Висевшим на поясе острым шипом он уколол руку повыше ладони и пустил в каждую ямку по капле медленной крови. Вот и кровь его течет не как вода в быстрой реке, а как сок тягучего дерева. Сколько раз осталось Тику встречать сумеречных бабочек? Особенно, если Мененес станет звать их чаще, чем раньше?
– Старик Тику… – он присыпал ямку землей и криво улыбнулся, перекашивая шрам на щеке. Всего на одну руку лет он старше вождя. Но Мененес крепок и у него молодая жена, дочь его бывшей жены. А Тику скоро рассыплется на корни и гнилые ветки, уйдет в темную воду.

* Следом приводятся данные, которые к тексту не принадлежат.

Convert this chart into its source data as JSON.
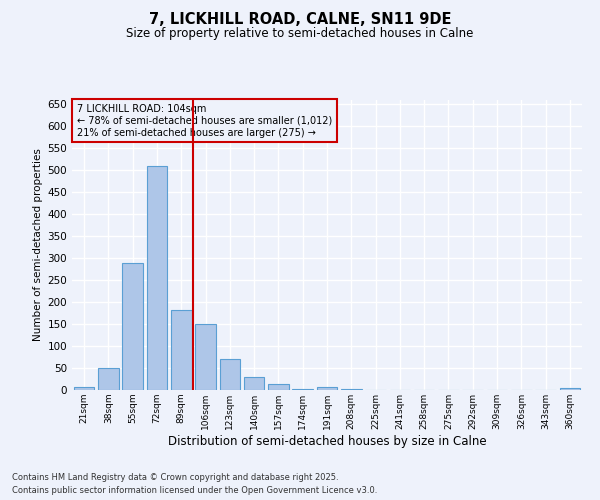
{
  "title1": "7, LICKHILL ROAD, CALNE, SN11 9DE",
  "title2": "Size of property relative to semi-detached houses in Calne",
  "xlabel": "Distribution of semi-detached houses by size in Calne",
  "ylabel": "Number of semi-detached properties",
  "categories": [
    "21sqm",
    "38sqm",
    "55sqm",
    "72sqm",
    "89sqm",
    "106sqm",
    "123sqm",
    "140sqm",
    "157sqm",
    "174sqm",
    "191sqm",
    "208sqm",
    "225sqm",
    "241sqm",
    "258sqm",
    "275sqm",
    "292sqm",
    "309sqm",
    "326sqm",
    "343sqm",
    "360sqm"
  ],
  "values": [
    7,
    50,
    290,
    510,
    183,
    151,
    70,
    30,
    14,
    3,
    7,
    2,
    0,
    0,
    0,
    0,
    0,
    0,
    0,
    0,
    5
  ],
  "bar_color": "#aec6e8",
  "bar_edge_color": "#5a9fd4",
  "vline_color": "#cc0000",
  "annotation_title": "7 LICKHILL ROAD: 104sqm",
  "annotation_line1": "← 78% of semi-detached houses are smaller (1,012)",
  "annotation_line2": "21% of semi-detached houses are larger (275) →",
  "annotation_box_color": "#cc0000",
  "ylim": [
    0,
    660
  ],
  "yticks": [
    0,
    50,
    100,
    150,
    200,
    250,
    300,
    350,
    400,
    450,
    500,
    550,
    600,
    650
  ],
  "background_color": "#eef2fb",
  "grid_color": "#ffffff",
  "footer1": "Contains HM Land Registry data © Crown copyright and database right 2025.",
  "footer2": "Contains public sector information licensed under the Open Government Licence v3.0."
}
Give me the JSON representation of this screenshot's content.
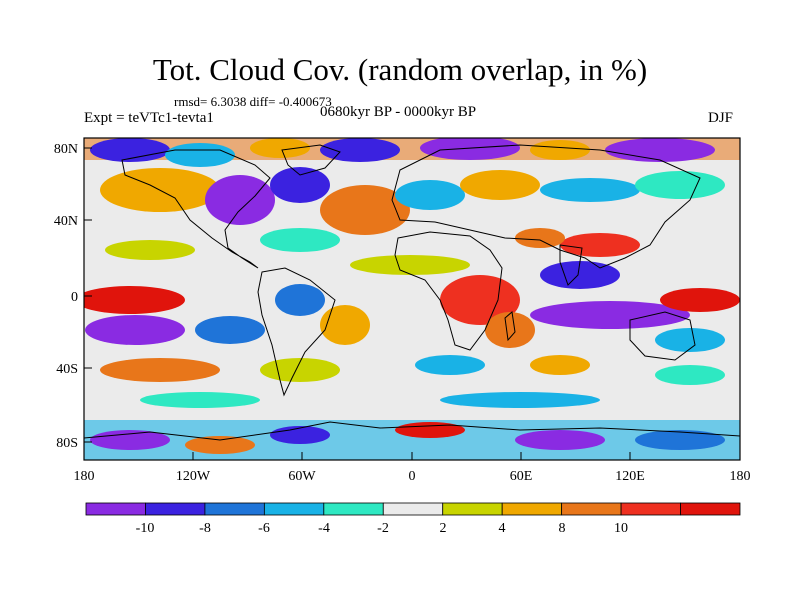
{
  "title": "Tot. Cloud Cov. (random overlap, in %)",
  "stats": "rmsd= 6.3038 diff= -0.400673",
  "experiment": "Expt = teVTc1-tevta1",
  "period": "0680kyr BP - 0000kyr BP",
  "season": "DJF",
  "lat_ticks": [
    "80N",
    "40N",
    "0",
    "40S",
    "80S"
  ],
  "lon_ticks": [
    "180",
    "120W",
    "60W",
    "0",
    "60E",
    "120E",
    "180"
  ],
  "colorbar": {
    "labels": [
      "-10",
      "-8",
      "-6",
      "-4",
      "-2",
      "2",
      "4",
      "8",
      "10"
    ],
    "colors": [
      "#8a2be2",
      "#3b22e0",
      "#1f74d8",
      "#19b2e6",
      "#2ee8c2",
      "#ebebeb",
      "#c8d400",
      "#f0a800",
      "#e8761a",
      "#ee3020",
      "#e0140c"
    ]
  }
}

Он поклонился горшку и, шаркая ногами, вернулся в большую комнату. Привалил к стене тючок, на котором сидел сам, поучая детей и на который усадил Мененеса, потому что больше не было удобных вещей в его хижине. Лег на пол, обнял вязанку листьев искривленной рукой с торчащими шишками суставов и уткнулся лицом, вдыхая запах леса. Зажмурил глаза и попробовал вернуть мушек, вылетавших из веселой и ласковой отты – его жены и матери. Захотел сильно-сильно и, засыпая, улыбнулся. Мушки вернулись, чертили темноту под закрытыми веками маленькими огоньками светильников и тонко пищали, смеялись.
Ничего, думал старый Тику, морщась от того, что лист щекотал ему угол рта, ничего. Зато вождь одарит его: как всегда, после бабочек, отдаст ему их крылья. И Тику сделает себе курево, настоящее. Ничего, что после нескольких затяжек ноги его будут ныть еще сильнее, а руки перестанут разгибаться. Чтоб не болело, будет потом отта, свежая и веселая отта-жена.